Часы исчезли, темноту сменил свет, и голос моего старого друга утонул во множестве голосов, доносившихся с палубы. Я проснулся на своей койке в холодном поту. От страха у меня закружилась голова.
Мы прибыли в Гамбург, и я, повидавшись со своими партнерами по фирме, которые с трудом узнали меня, получил их согласие и добрые пожелания и отправился в Нюрнберг.
Полчаса спустя по прибытии последние сомнения в том, что мое видение было правильным, исчезли. Реальность оказалась хуже любых предположений, и с того момента я был обречен на самую одинокую и жалкую жизнь. Я убедился в том, что видел ужасную трагедию во всех ее душераздирающих подробностях. Я действительно видел, как мой зять погиб в колесах механизма, моя сестра, теперь сумасшедшая, быстро увядала, приближаясь к своему последнему часу, моя племянница, прекраснейший цветок природы, была опозорена и жила в обители греха, младшие дети умерли во время эпидемии в приюте, а мой единственный, оставшийся в живых племянник находился в море, и никто не знал, где он. Целый дом, большой дом, в котором царили мир и любовь, оказался развеянным по земле, и я остался один, единственный свидетель смерти, опустошения и позора. Эти вести переполнили мою душу отчаянием, силы оставили меня при виде такого страшного несчастья, катастрофы, которая предстала перед моими глазами. Удар оказался слишком сильным для моей подорванной нервной системы, и я потерял сознание. Последнее, что я услышал, были слова бургомистра: «Если бы вы сообщили городским властям о вашем местонахождении перед отъездом из Киото телеграммой и выразили намерение вернуться домой и взять на себя заботы о своих родственниках, мы бы поместили детей в другое место и, может быть, они были бы живы. Но никто не знал, что у детей остались состоятель– ные родственники. Они стали нищими, и с ними пришлось поступить соответствующим образом. Их практически никто не знал в Нюрнберге и при таком несчастном стечении обстоятельств трудно было ожидать чего-либо другого. Мне остается только выразить свои соболезнования».

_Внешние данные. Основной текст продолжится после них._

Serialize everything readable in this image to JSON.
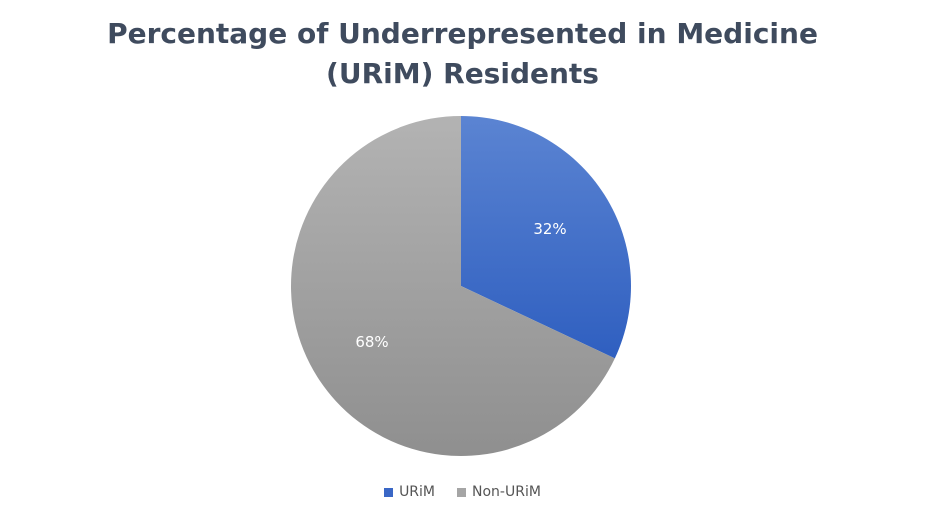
{
  "chart_data": {
    "type": "pie",
    "title_lines": [
      "Percentage of Underrepresented in Medicine",
      "(URiM) Residents"
    ],
    "slices": [
      {
        "label": "URiM",
        "value": 32,
        "display": "32%",
        "color": "#4472c4"
      },
      {
        "label": "Non-URiM",
        "value": 68,
        "display": "68%",
        "color": "#a5a5a5"
      }
    ],
    "legend_position": "bottom"
  }
}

Меня убивало сознание того, что я, во всяком случае, мог бы спасти свою любимую племянницу от ее незаслуженной судьбы, если бы послушался дружеского совета бонзы Тамооры и послал телеграмму в Нюрнберг властям за несколько недель до своего возвращения. Кроме того, я уже больше не мог сомневаться в ясновидении и яснослышании, которые я так долго отрицал. Все это просто поставило меня на колени. Я мог избежать презрения своих ближних, то есть людей, но не мог избавиться от укоров совести, упреков собственного страдающего сердца, пока оставался жив! Я проклинал свой упрямый скептицизм, отрицание реальных фактов и такое раннее однобокое образование. Я проклинал себя и весь мир… В течение нескольких дней мне удавалось держаться и не падать духом под страшной ношей, потому что у меня оставался долг перед умершими и перед живыми. Но когда мне удалось вызволить сестру из приюта и поместить в больницу под наблюдение лучших врачей так, чтобы ее собственная дочь могла позаботиться о ней в ее последние минуты, когда я надежно упрятал еврейку в тюрьму, заставив признаться в совершенном преступлении, силы внезапно оставили меня. Спустя всего неделю после прибытия я стал почти безумным маньяком, совершенно беспомощным перед нервной лихорадкой, охватившей меня. Несколько недель я находился между жизнью и смертью, и опыт лучших врачей оказался бесполезным перед страшной болезнью. Наконец мой организм одержал верх, и к моей безмерной печали врачи объявили, что я буду жить.